In business cycle macroeconomics, this is the plucking model4. Recessions aren’t bad in the same way economic booms are good. The two don’t just cancel out. Consider a Wicksellian triangle: Alice wants bananas from Bob, Bob wants cherries from Charlie and Charlie wants apples from Alice. The volume of economic exchange depends on the person who least wants to transact.
One negative shock is enough to slow this down, but you need a positive shock to affect all three in order to raise it up. So if we stabilised economic output along the trend, as opposed to letting it fluctuate up and down, the average level of output would be higher5.
In unemployment data, we see this cyclical asymmetry too. It’s a lot harder to search and match with a new employee than to fire them. So the rate and magnitude of job destruction induced by bad times is not matched by the job creation of good times6.
As Tolstoy put it in Anna Karenina:
All happy families are alike; each unhappy family is unhappy in its own way.
Why might this be?
The Fisher-Orr model from evolutionary biology gives us a neat intuition: small changes are more likely to be beneficial than large changes, especially if the trait in question becomes more complex and multi-dimensional.

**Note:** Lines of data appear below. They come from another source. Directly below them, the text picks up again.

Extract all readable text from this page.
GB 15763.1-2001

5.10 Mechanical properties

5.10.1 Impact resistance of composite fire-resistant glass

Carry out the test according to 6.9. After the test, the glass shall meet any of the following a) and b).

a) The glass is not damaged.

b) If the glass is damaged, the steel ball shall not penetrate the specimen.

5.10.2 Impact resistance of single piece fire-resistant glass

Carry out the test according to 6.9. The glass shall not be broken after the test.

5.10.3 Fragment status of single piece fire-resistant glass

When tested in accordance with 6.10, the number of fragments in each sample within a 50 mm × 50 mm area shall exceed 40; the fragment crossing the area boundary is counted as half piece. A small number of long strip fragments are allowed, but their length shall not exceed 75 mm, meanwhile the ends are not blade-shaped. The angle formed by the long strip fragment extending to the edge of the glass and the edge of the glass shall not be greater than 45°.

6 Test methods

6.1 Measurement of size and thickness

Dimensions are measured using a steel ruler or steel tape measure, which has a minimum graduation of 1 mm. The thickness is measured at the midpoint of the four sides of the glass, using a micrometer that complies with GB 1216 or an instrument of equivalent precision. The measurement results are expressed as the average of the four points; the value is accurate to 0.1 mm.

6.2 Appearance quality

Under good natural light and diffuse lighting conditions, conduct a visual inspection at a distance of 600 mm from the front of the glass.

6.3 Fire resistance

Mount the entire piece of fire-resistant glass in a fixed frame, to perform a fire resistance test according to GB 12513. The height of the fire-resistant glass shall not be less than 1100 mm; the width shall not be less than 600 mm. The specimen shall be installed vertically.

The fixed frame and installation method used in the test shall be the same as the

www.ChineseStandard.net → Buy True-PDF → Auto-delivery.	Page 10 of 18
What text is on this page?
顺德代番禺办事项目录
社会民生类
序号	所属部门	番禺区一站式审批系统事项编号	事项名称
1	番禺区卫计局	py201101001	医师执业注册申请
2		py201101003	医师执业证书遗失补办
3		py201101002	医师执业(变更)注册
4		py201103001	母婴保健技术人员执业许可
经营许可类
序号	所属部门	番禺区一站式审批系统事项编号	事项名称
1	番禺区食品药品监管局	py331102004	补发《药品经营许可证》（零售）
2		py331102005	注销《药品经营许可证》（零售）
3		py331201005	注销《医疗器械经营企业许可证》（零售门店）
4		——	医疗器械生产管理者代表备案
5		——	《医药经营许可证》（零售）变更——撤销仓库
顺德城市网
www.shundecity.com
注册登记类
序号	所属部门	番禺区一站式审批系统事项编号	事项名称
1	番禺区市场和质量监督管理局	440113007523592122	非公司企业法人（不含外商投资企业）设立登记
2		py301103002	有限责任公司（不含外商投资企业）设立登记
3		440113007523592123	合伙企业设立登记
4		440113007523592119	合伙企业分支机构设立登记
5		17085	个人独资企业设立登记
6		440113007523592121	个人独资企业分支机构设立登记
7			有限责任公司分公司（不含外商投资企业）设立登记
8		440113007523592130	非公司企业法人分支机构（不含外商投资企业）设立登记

Suppose some trait x which we care about is defined as a point in two-dimensional Euclidean vector space. We assume without loss of generality that the optimal point is the origin (0,0), such that the point x can be defined by a vector z from the origin. Suppose some change of a random vector ϵ occurs.
As it turns out, a change with a large magnitude is more likely to be deleterious and take you further away from (0,0) than one with a smaller magnitude.
And as our goal has more and more dimensions, a large change becomes worse and worse. This is because it becomes less and less likely that a random change moves along the correct dimensions in the correct way to improve outcomes.
Chesterton’s fence
How does this relate to long-term growth?
Economists often focus on the deep magic of growth: how proximate factors like capital accumulation and fundamental factors like institutions raise the average growth rate. But the deeper magic (from before the dawn of time) is about flattening the topology of growth: reducing the magnitude and frequency of negative growth episodes. So a full understanding of economic growth demands a focus on how we dampen growth reversals too7!
If we think many of these occur due to bad exogenous shocks described by a Poisson process, then aiming to reduce the likelihood of extinction and catastrophic risks necessarily reduces the frequency and magnitude of smaller setbacks. If we obsess about growth above all else without keeping this in mind, we will end up the most ambitious corpses in Potter’s field.
To be clear, our wariness of risk isn’t an argument for sitting around and twiddling our thumbs either. At the danger of restating Leopold’s argument that sluggish safetyism raises risk, I want to point out that the Fisher-Orr model doesn’t decry large changes. In fact, large beneficial mutations are crucial to the adaptation of real organisms8. This is because small beneficial mutations tend to get swept away by genetic drift. So the Aschenbrenner argument for growth still applies.
What it means is that underwriting the wellbeing of future homo sapiens requires balance the twin flames of innovation and institutions. If we want to keep reaping the rewards of growth, we need the institutional capacity necessary to cushion against disruption from the things we break. Economic progress and x-risk minimisation are two sides of the same coin, part of the same virtuous cycle!